Margin declines are already happening. With fourth-quarter reports in from about three-quarters of S&P 500 companies, operating margins dropped from 8.95% in the third quarter to 8.69%. Because the fourth quarter is typically the seasonally strongest -- i.e., the highest revenue and margins -- this is especially concerning.

It wasn't just a couple of big losers behind the sequential margin decline. About one-fourth of companies reported lower margins in the fourth quarter. They included Kraft Foods (NYSE: KFT), Procter & Gamble (NYSE: PG), and Ford Motor (NYSE: F). Revenue and profit beat consensus forecasts for all three companies, typically a positive for a stock. Yet all three stocks got hit.

It's no secret costs are increasing. That's particularly true for gasoline. It is also true of many commodities such as cotton, wheat, and copper. The Consumer Price Index bottomed in May of last year and is on its way back up.

Yet analysts are expecting margins to expand this year.

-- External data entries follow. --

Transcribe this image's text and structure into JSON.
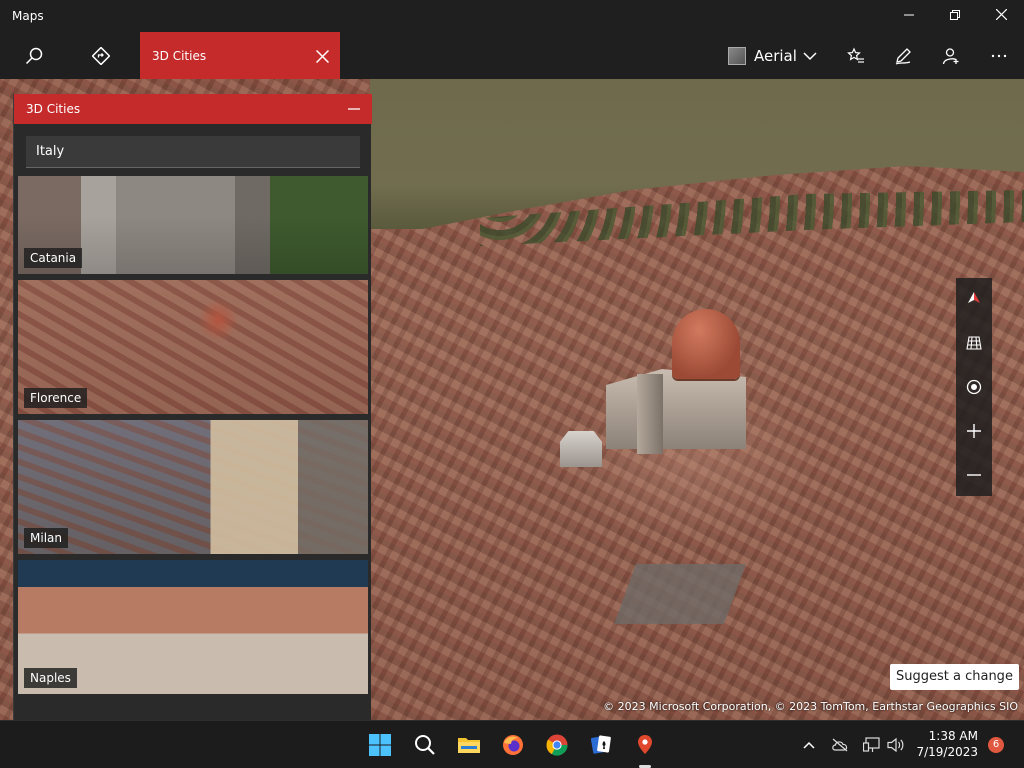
{
  "app": {
    "title": "Maps"
  },
  "window_controls": {
    "minimize": "minimize-icon",
    "maximize": "maximize-icon",
    "close": "close-icon"
  },
  "toolbar": {
    "search_icon": "search-icon",
    "directions_icon": "directions-icon",
    "active_tab_label": "3D Cities",
    "map_style_label": "Aerial",
    "favorites_icon": "favorites-icon",
    "ink_icon": "pen-icon",
    "account_icon": "add-user-icon",
    "more_icon": "more-icon"
  },
  "panel": {
    "title": "3D Cities",
    "region": "Italy",
    "cities": [
      {
        "name": "Catania"
      },
      {
        "name": "Florence"
      },
      {
        "name": "Milan"
      },
      {
        "name": "Naples"
      }
    ]
  },
  "map": {
    "suggest_label": "Suggest a change",
    "attribution": "© 2023 Microsoft Corporation, © 2023 TomTom, Earthstar Geographics  SIO"
  },
  "map_controls": [
    "compass-icon",
    "grid-icon",
    "locate-icon",
    "zoom-in-icon",
    "zoom-out-icon"
  ],
  "taskbar": {
    "apps": [
      "windows-start-icon",
      "search-icon",
      "file-explorer-icon",
      "firefox-icon",
      "chrome-icon",
      "solitaire-icon",
      "maps-icon"
    ],
    "time": "1:38 AM",
    "date": "7/19/2023",
    "notification_count": "6"
  },
  "colors": {
    "accent": "#c62b2b",
    "chrome": "#1f1f1f",
    "panel": "#2a2a2a"
  }
}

For nonfinancial S&P 500 companies, S&P is forecasting revenue growth of 11% and operating (aka, "before bad stuff") EPS growth of 13%.

Consumer discretionary -- which includes Ford, Walt Disney (NYSE: DIS), McDonald's (NYSE: MCD), and Comcast (Nasdaq: CMCSA) -- and consumer staples -- which includes P&G, Kraft,and Wal-Mart (NYSE: WMT) -- are among the sectors for which EPS are forecast to increase faster than sales. For consumer discretionary, S&P expects revenue growth of 7% and operating EPS growth of 12%. For consumer staples, S&P expects revenue growth of 7% and operating EPS growth of 9%.

Foolish takeaway
Companies may be able to boost EPS growth by burning some of the cash they've been hoarding. But margins have been near record levels and have a history of reverting to normal levels -- then overshooting on the downside. Rising inflation could be the catalyst for such a multiyear mean reversion. Investors should be wary of the risk that inflation could deflate stocks of companies with rising costs and little pricing power.